I had rather have a plain russet-coated captain that knows what he fights for and loves what he knows, than that which you call a gentleman and is nothing else. I honour a gentleman that is so indeed.

On 28 July 1643, the regiment took part in the Battle of Gainsborough, where Royalist cavalry were defeated. One of the troop captains, James Berry, is stated to have killed the Royalist commander, Sir Charles Cavendish, a relation of the Marquess of Newcastle (Commander-in-Chief of the Royalist forces in the North).

The regiment's troops in 1643 were:
- Colonel Oliver Cromwell's
- Major Edward Whalley's
- Captain John Desborough's
- Captain Valentine Walton (Junior)'s
- Captain Oliver Cromwell (Junior)'s
- Captain James Berry's
- Captain Robert Swallow's, known as the "Maiden Troop" and drawn from Norwich.
- Captain Ralph Margery's
- Captain Henry Ireton's (Transferred from the Earl Of Essex's regiment)

By April, 1644, after two years of war, Cromwell's unit had grown into a "double" regiment of no less than 14 troops. (A regiment normally had only 6 troops).

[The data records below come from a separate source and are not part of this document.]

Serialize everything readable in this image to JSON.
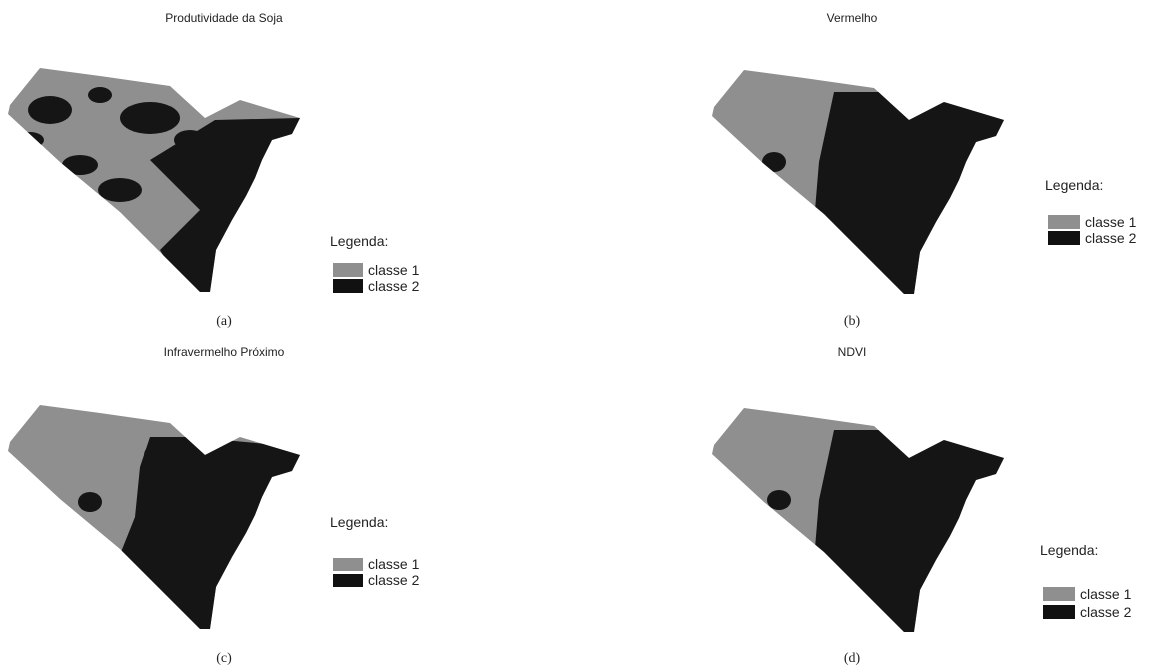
{
  "panels": [
    {
      "title": "Produtividade da Soja",
      "legend": {
        "title": "Legenda:",
        "items": [
          "classe 1",
          "classe 2"
        ]
      },
      "caption": "(a)"
    },
    {
      "title": "Vermelho",
      "legend": {
        "title": "Legenda:",
        "items": [
          "classe 1",
          "classe 2"
        ]
      },
      "caption": "(b)"
    },
    {
      "title": "Infravermelho Próximo",
      "legend": {
        "title": "Legenda:",
        "items": [
          "classe 1",
          "classe 2"
        ]
      },
      "caption": "(c)"
    },
    {
      "title": "NDVI",
      "legend": {
        "title": "Legenda:",
        "items": [
          "classe 1",
          "classe 2"
        ]
      },
      "caption": "(d)"
    }
  ]
}
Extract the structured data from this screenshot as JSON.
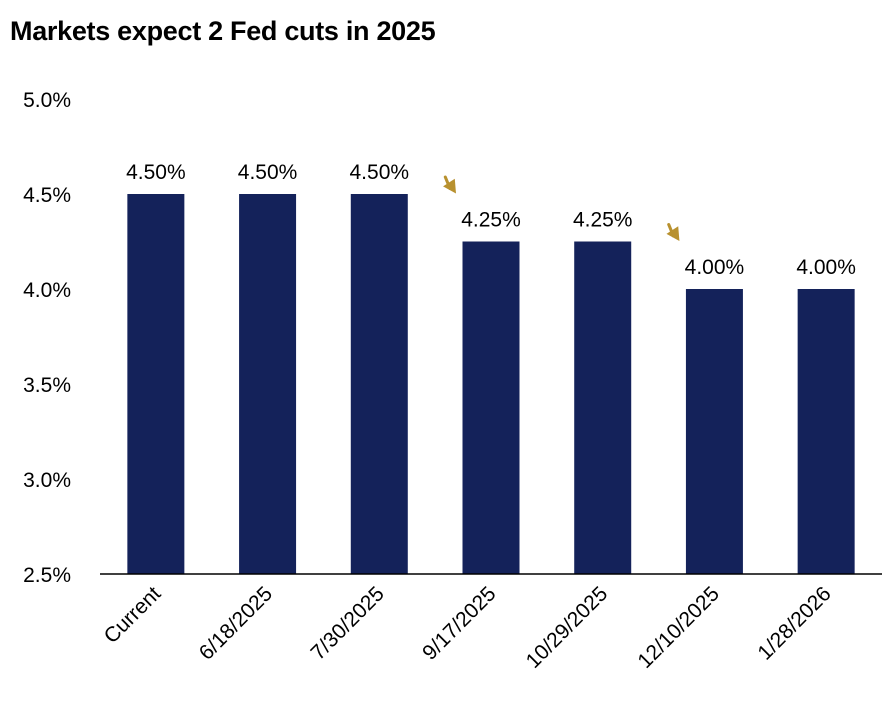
{
  "chart_data": {
    "type": "bar",
    "title": "Markets expect 2 Fed cuts in 2025",
    "xlabel": "",
    "ylabel": "",
    "categories": [
      "Current",
      "6/18/2025",
      "7/30/2025",
      "9/17/2025",
      "10/29/2025",
      "12/10/2025",
      "1/28/2026"
    ],
    "values": [
      4.5,
      4.5,
      4.5,
      4.25,
      4.25,
      4.0,
      4.0
    ],
    "data_labels": [
      "4.50%",
      "4.50%",
      "4.50%",
      "4.25%",
      "4.25%",
      "4.00%",
      "4.00%"
    ],
    "ylim": [
      2.5,
      5.0
    ],
    "yticks": [
      2.5,
      3.0,
      3.5,
      4.0,
      4.5,
      5.0
    ],
    "ytick_labels": [
      "2.5%",
      "3.0%",
      "3.5%",
      "4.0%",
      "4.5%",
      "5.0%"
    ],
    "grid": false,
    "legend": "none",
    "annotations": [
      {
        "type": "arrow",
        "from_category": "7/30/2025",
        "to_category": "9/17/2025"
      },
      {
        "type": "arrow",
        "from_category": "10/29/2025",
        "to_category": "12/10/2025"
      }
    ],
    "colors": {
      "bar": "#14225a",
      "arrow": "#b8912f",
      "axis": "#000000"
    }
  }
}
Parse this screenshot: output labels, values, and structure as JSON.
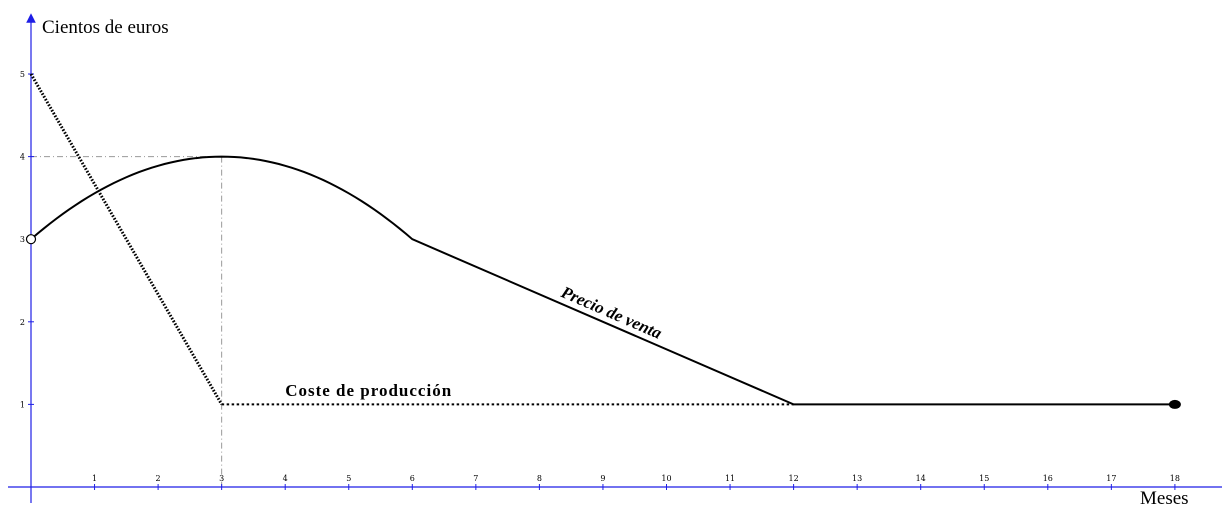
{
  "chart_data": {
    "type": "line",
    "ylabel": "Cientos de euros",
    "xlabel": "Meses",
    "xlim": [
      0,
      18.5
    ],
    "ylim": [
      -0.1,
      5.5
    ],
    "x_ticks": [
      "1",
      "2",
      "3",
      "4",
      "5",
      "6",
      "7",
      "8",
      "9",
      "10",
      "11",
      "12",
      "13",
      "14",
      "15",
      "16",
      "17",
      "18"
    ],
    "y_ticks": [
      "1",
      "2",
      "3",
      "4",
      "5"
    ],
    "grid": false,
    "colors": {
      "axis": "#1e1ee6",
      "curve": "#000000",
      "guide": "#999999"
    },
    "series": [
      {
        "name": "Precio de venta",
        "segments": [
          {
            "kind": "parabola",
            "formula": "y = -x^2/9 + 2x/3 + 3",
            "x_range": [
              0,
              6
            ]
          },
          {
            "kind": "linear",
            "points": [
              [
                6,
                3
              ],
              [
                12,
                1
              ]
            ]
          },
          {
            "kind": "linear",
            "points": [
              [
                12,
                1
              ],
              [
                18,
                1
              ]
            ]
          }
        ],
        "start_marker": {
          "x": 0,
          "y": 3,
          "style": "open"
        },
        "end_marker": {
          "x": 18,
          "y": 1,
          "style": "filled"
        }
      },
      {
        "name": "Coste de producción",
        "style": "dotted",
        "points": [
          [
            0,
            5
          ],
          [
            3,
            1
          ],
          [
            12,
            1
          ]
        ]
      }
    ],
    "guides": [
      {
        "from": [
          0,
          4
        ],
        "to": [
          3,
          4
        ]
      },
      {
        "from": [
          3,
          4
        ],
        "to": [
          3,
          0
        ]
      }
    ],
    "annotations": [
      {
        "text": "Coste de producción",
        "x": 4,
        "y": 1.1
      },
      {
        "text": "Precio de venta",
        "x": 9.1,
        "y": 2.05
      }
    ]
  }
}
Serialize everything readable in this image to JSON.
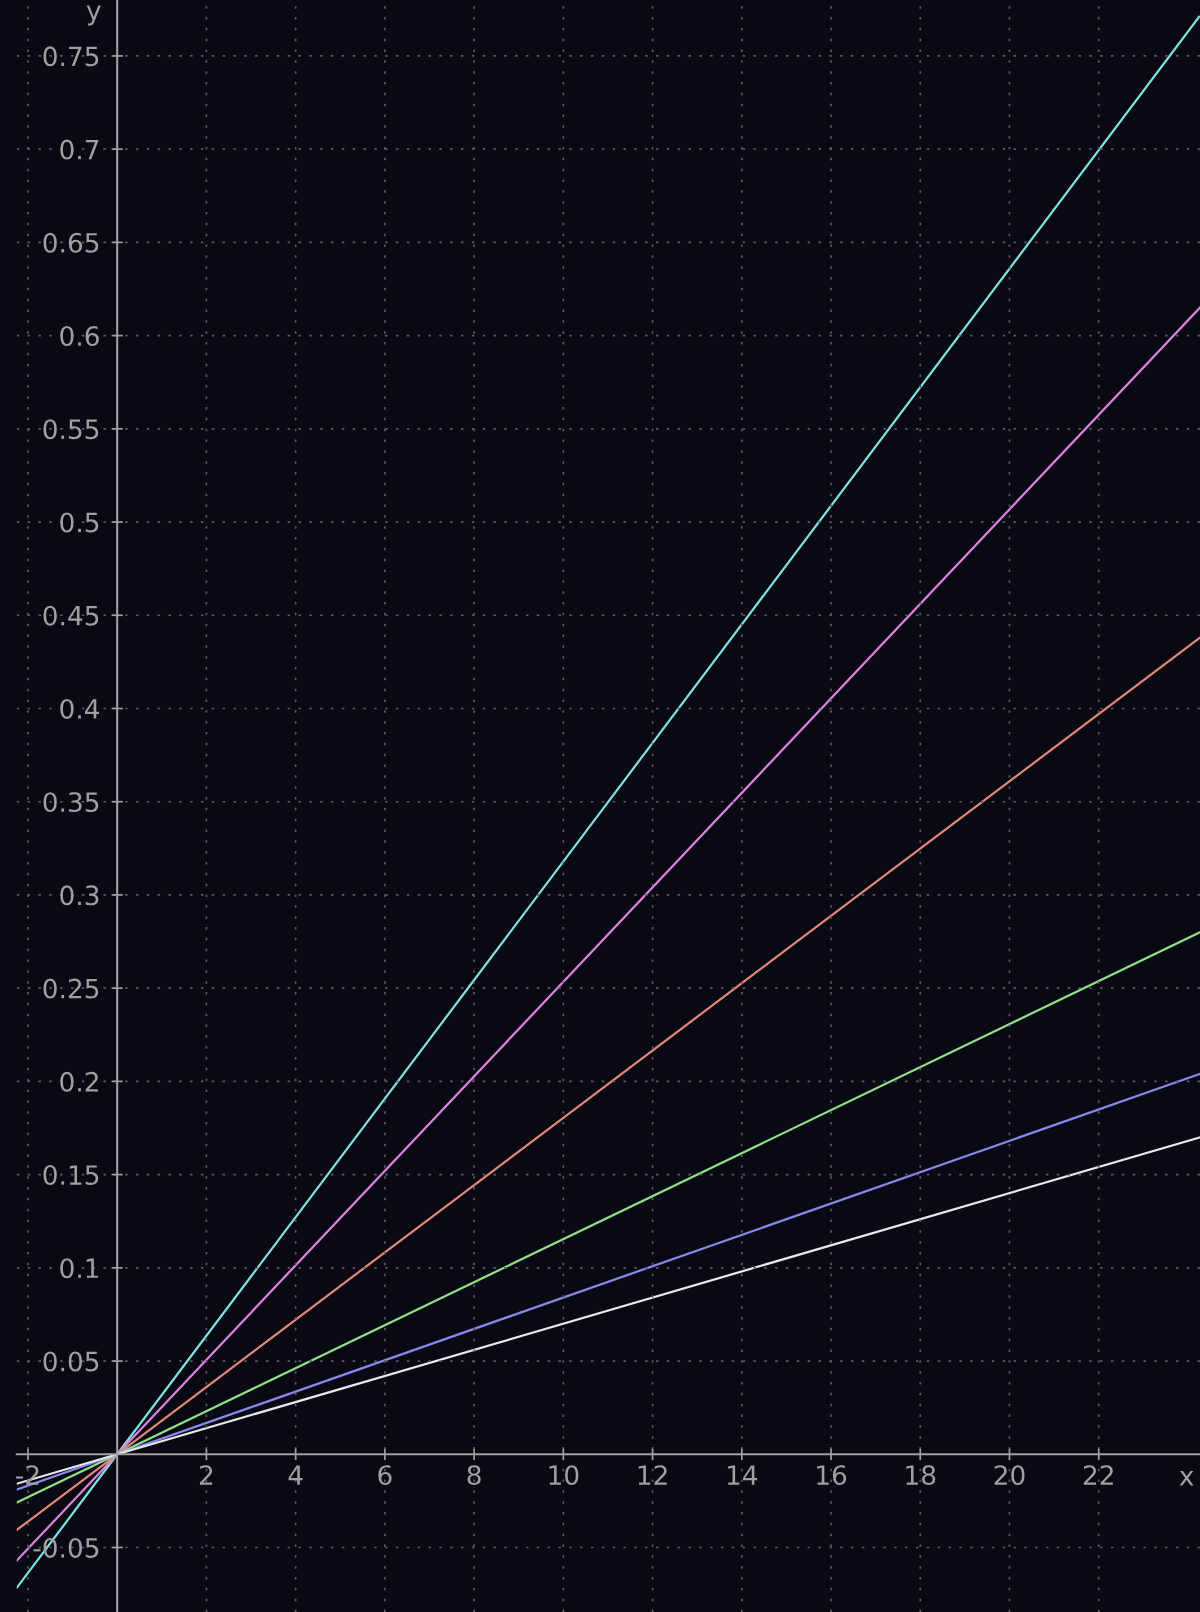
{
  "chart_data": {
    "type": "line",
    "xlabel": "x",
    "ylabel": "y",
    "xlim": [
      -2.25,
      24.27
    ],
    "ylim": [
      -0.0846,
      0.78
    ],
    "xticks": [
      -2,
      2,
      4,
      6,
      8,
      10,
      12,
      14,
      16,
      18,
      20,
      22
    ],
    "yticks": [
      -0.05,
      0.05,
      0.1,
      0.15,
      0.2,
      0.25,
      0.3,
      0.35,
      0.4,
      0.45,
      0.5,
      0.55,
      0.6,
      0.65,
      0.7,
      0.75
    ],
    "grid": true,
    "legend": false,
    "series": [
      {
        "color": "#80e0e0",
        "x": [
          -2.25,
          0,
          24.25
        ],
        "values": [
          -0.0716,
          0,
          0.771
        ]
      },
      {
        "color": "#e080e0",
        "x": [
          -2.25,
          0,
          24.27
        ],
        "values": [
          -0.057,
          0,
          0.615
        ]
      },
      {
        "color": "#e08878",
        "x": [
          -2.25,
          0,
          24.27
        ],
        "values": [
          -0.0406,
          0,
          0.438
        ]
      },
      {
        "color": "#90e088",
        "x": [
          -2.25,
          0,
          24.27
        ],
        "values": [
          -0.0259,
          0,
          0.28
        ]
      },
      {
        "color": "#8888ee",
        "x": [
          -2.25,
          0,
          24.27
        ],
        "values": [
          -0.0189,
          0,
          0.204
        ]
      },
      {
        "color": "#e8e8e8",
        "x": [
          -2.25,
          0,
          24.27
        ],
        "values": [
          -0.0158,
          0,
          0.17
        ]
      }
    ]
  }
}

Cromwell by this time was Lieutenant General of the Horse in the Parliamentarian Army of the Eastern Association, and the regiment would be routinely commanded by its lieutenant colonel, Cromwell's cousin Edward Whalley. The regiment played a major part in the victory over the Royalists at the Battle of Marston Moor, where the discipline of Cromwell's wing of horse was decisive. Where a victorious wing of Royalist cavalry scattered in search of plunder, Cromwell's men rallied after defeating their immediate opponents, and then swept the disordered Royalist armies from the field. Captain Valentine Walton, Cromwell's nephew, died of wounds after a cannon shot smashed his leg during the battle.

It was a different story by the time of the Second Battle of Newbury later that year. The Parliamentarian high command of Sir William Waller, the Earl of Manchester, Sir William Balfour and Cromwell decided to split their large force into two. Cromwell, the Eastern and London Association Cavalry and the Southern Association headed across the river and toward Donnington Castle in the West. The regiment was part of the first attack on the King's western forces under Goring and Astley, but was beaten back and had to be relieved by Cromwell's fellow commander, Sir William Balfour, and his London horse.

==The template for the New Model Army==
Cromwell's double regiment was later split into two regiments (Sir Thomas Fairfax's and Edward Whalley's), which became the nucleus of the New Model Army's cavalry. Shortly before the Battle of Naseby, Cromwell was reappointed Lieutenant General of Horse in the army, and later became its commander. "Ironsides" seems to have become the term for all cavalry in the army, regardless of their origin.

Two "divisions" i.e. half-regiments of three troops each, one from each of Fairfax's and Whalley's regiments, under Major Christopher Bethel and Major John Desborough, mounted a remarkable charge at the Battle of Langport, where they galloped up a narrow lane and attacked the Royalist Army of Lord Goring in front, putting the entire army to flight.

==Dress, equipment and nature==

Although the phrase "Ironside" suggests heavily armoured men, Cromwell's troops were equipped in the common cavalry style of the day, termed the harquebusier, with armour limited to a back and breastplate, and "pot" helmet. It does seem that they presented a uniform appearance which contrasted with that of the Cavalier horse, which became increasingly individual during the war through shortage of equipment or personal choice.

As Puritans, the Ironsides often attributed their glory in battle to God. Their religious beliefs extended to the field where they adhered to strict ethical codes. In quarters, they did not drink or gamble. They did not partake in the traditional spoils of war and did not rape, or pillage defeated opponents.

==In fiction==
The Ironsides are featured in Rosemary Sutcliff's 1953 historical fiction novel Simon, and are portrayed as being very professional soldiers with strong puritan religious tendencies.

==In music==
Lawrence J. Epstein writes that the lyric "heaven is like Ironside's" in Bob Dylan's I Pity the Poor Immigrant refers to the puritanical view of religion shared by the followers of Cromwell.